Ani A. Elias,Megha Sharma,Shailendra Goel
DOI: https://doi.org/10.1101/2024.04.02.587707
2024-04-03
Abstract:The availability of high throughput soil profile information is an important component in precision agriculture to perform efficient soil management for sustainable production. We collected 14 soil physiochemical features from Nagpur, Pune, and Haveri, representing target environments of safflower cultivation and also from our experiment station at Delhi, at fine resolution and created graphical maps to depict the variability. Additionally, we evaluated the predictive ability of two statistical learning models, random forest (RF) and self-organizing maps (SOM) against multinomial regression models for correctly classifying the soil profile. Clustering was performed around the medoids produced from the dissimilarity matrices of these models using partitioning around medoids (PAM) model. The robustness, versatility, and predictive ability of models in correctly classifying the soil profile to clusters were then tested using cross-validation which was repeated 100 times. This study was performed using training data with proportionate size varying from 60 to 95%, and increasing the unit area of observation up to nine times (or decreasing the total number of observations up to a ninth). RF model was found to be the best performing with average prediction accuracy above 85% in all settings which reached close to 100% in some settings. The predictive ability of all the models was maintained even when only the most influencing six variables were used for classification. The optimal training population size for prediction was found to be 70 – 80%. Based on our study, it is recommended to i) collect fine resolution edaphic features from a marginal farm before crop season, ii) use RF or SOM model to identify the most influencing features distinguishing the soil samples iii) expand the area of sample collection, find values for the most influencing features, and use RF model to correctly predict the class to which the new set of the soil belongs to.
Plant Biology
What problem does this paper attempt to address?

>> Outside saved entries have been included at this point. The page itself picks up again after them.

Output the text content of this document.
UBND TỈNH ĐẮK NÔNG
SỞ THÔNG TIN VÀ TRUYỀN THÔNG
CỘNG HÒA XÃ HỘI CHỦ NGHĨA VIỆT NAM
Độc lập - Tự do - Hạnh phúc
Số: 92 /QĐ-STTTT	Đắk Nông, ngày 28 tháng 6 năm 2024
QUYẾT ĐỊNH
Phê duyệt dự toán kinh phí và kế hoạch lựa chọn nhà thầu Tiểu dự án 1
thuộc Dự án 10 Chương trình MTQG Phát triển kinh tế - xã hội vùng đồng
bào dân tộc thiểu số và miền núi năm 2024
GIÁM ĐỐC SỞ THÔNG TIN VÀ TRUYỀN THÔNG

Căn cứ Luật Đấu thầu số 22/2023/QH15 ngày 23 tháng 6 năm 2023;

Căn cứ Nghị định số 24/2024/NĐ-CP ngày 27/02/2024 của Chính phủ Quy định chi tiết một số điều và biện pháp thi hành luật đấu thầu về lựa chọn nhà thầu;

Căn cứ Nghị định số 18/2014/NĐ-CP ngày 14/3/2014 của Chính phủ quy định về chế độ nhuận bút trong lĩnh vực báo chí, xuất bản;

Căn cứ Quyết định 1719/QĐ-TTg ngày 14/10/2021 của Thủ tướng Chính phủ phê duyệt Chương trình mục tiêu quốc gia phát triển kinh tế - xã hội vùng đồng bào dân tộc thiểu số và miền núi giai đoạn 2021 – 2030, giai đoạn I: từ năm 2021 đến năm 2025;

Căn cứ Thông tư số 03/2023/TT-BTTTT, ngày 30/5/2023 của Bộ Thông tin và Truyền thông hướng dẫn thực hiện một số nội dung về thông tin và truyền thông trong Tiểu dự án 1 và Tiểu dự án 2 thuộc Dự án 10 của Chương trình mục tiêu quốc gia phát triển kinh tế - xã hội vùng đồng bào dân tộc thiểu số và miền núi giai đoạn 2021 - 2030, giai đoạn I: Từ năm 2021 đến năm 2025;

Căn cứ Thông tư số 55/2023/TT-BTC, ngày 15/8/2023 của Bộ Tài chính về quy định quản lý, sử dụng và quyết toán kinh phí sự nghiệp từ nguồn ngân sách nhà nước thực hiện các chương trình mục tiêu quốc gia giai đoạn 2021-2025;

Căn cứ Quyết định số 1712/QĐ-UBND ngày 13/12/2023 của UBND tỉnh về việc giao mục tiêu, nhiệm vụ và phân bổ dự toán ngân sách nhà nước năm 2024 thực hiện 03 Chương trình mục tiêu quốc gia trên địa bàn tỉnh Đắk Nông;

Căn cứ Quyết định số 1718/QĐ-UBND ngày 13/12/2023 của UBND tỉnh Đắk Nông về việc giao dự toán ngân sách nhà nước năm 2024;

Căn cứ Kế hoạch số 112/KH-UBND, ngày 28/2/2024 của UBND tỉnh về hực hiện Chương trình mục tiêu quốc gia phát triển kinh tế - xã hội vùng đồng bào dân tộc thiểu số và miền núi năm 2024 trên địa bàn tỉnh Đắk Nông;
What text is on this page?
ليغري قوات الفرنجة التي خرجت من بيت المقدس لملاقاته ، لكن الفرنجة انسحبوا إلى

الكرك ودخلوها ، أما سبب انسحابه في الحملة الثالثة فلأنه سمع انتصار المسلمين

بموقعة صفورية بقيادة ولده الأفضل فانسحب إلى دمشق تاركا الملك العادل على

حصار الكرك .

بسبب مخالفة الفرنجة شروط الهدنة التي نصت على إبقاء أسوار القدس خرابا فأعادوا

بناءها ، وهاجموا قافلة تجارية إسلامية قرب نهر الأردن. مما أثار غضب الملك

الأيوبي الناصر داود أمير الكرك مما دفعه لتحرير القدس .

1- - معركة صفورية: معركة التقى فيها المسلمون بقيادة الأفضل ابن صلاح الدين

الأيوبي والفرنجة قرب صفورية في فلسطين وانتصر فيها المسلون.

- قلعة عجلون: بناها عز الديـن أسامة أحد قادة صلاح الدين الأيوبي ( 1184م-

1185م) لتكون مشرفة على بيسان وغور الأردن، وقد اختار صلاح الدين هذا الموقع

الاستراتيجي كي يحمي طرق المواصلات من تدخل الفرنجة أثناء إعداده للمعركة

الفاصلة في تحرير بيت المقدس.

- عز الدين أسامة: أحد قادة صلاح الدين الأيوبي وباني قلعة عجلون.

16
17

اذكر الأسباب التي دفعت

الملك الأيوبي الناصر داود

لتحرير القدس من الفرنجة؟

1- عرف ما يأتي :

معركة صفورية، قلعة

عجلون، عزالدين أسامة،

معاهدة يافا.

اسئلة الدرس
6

The main aim of this paper is to address the following issues: 1. **Creating Soil Maps**: Researchers conducted fine-resolution soil profile sampling in different regions of India to create graphical maps that reflect changes in soil physical and chemical characteristics. 2. **Soil Sample Classification**: Using the collected data to classify soil samples from specific target environments (TE) suitable for growing safflower. Specifically, soil samples were classified using two statistical learning models: Random Forest (RF) and Self-Organizing Maps (SOM). 3. **Evaluating Model Predictive Ability**: Comparing the performance of Random Forest, Self-Organizing Maps, and multiple regression models in correctly classifying soil samples and determining the best model. Additionally, the predictive ability of the models was evaluated under different training data proportions and different observation areas. 4. **Identifying Key Influencing Factors**: Identifying the most influential factors for soil sample classification. For example, components such as phosphorus, potassium, sodium, calcium, carbon, and sand were found to have significant impacts on classification. 5. **Optimizing Training Data Volume**: Investigating the amount of training data required to achieve optimal predictive accuracy, with results indicating that 70%-80% of the training data volume is the best choice. In summary, the focus of this study is on developing a methodological framework to support soil management practices in precision agriculture. By acquiring and analyzing high-throughput soil information, this research contributes to achieving the goal of sustainable agricultural production.